Re: Handling extremely large input files
On Wed, 28 Apr 2010, Hakan wrote:
We need to scan a very big input file
Exactly how big?
to see how many times each date occurs in it. This means that we want to
check the number of times successive strings of the form "20020701",
"20020702" and so on are in it from a given start to end date. The
syntax is European format.
What do you mean by 'successive'? Could you give us a sample of the input
file?
What is the most efficent way to do it? I have tried with 1) a system call to
grep
Could you tell us the exact grep command you run?
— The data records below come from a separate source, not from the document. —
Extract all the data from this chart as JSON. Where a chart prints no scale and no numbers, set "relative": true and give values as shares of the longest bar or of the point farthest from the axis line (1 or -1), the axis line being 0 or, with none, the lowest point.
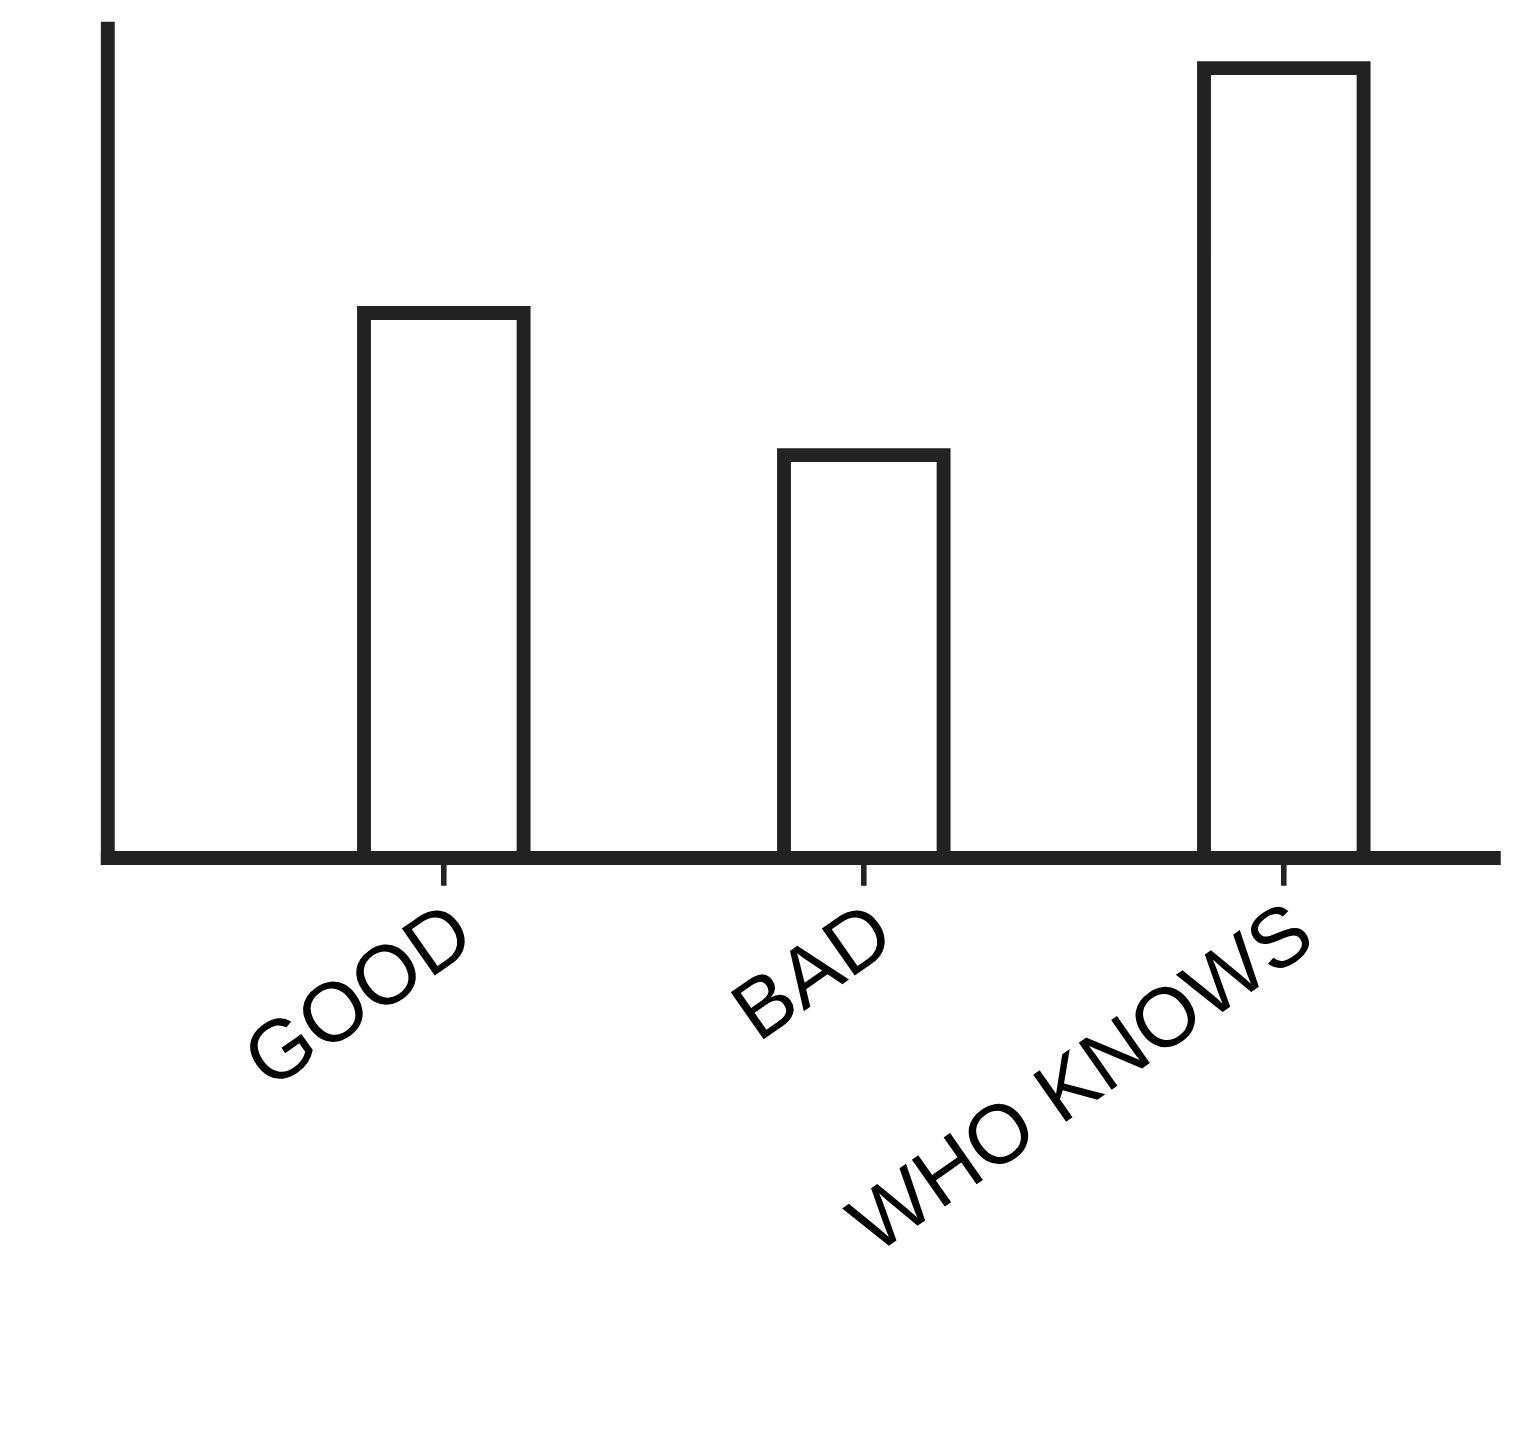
{
  "chart_data": {
    "type": "bar",
    "relative": true,
    "categories": [
      "GOOD",
      "BAD",
      "WHO KNOWS"
    ],
    "values": [
      0.69,
      0.51,
      1.0
    ],
    "color": "#222222",
    "grid": false,
    "legend": false
  }
}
and 2) a RandomAccessfile reading each character and moving the file
pointer ahead,
I'm not sure how much buffering that does. You might be better off with a
FileInputStream wrapped in a BufferedInputStream of generous size (or in
fact, wrapped in an InputStreamReader and some buffering somewhere), or
with a memory-mapped file obtained from a NIO FileChannel. Or you might
not.
but none of them runs quickly enough. Another option might be to use a
pattern matching, but then we would still probably have the problems of
searching through most of the file.
As i understand your requirement, you'll have to scan the *entire* file.
What do you mean by "the problems of searching through most of the file"?
tom
--
Basically, at any given time, most people in the world are wasting time.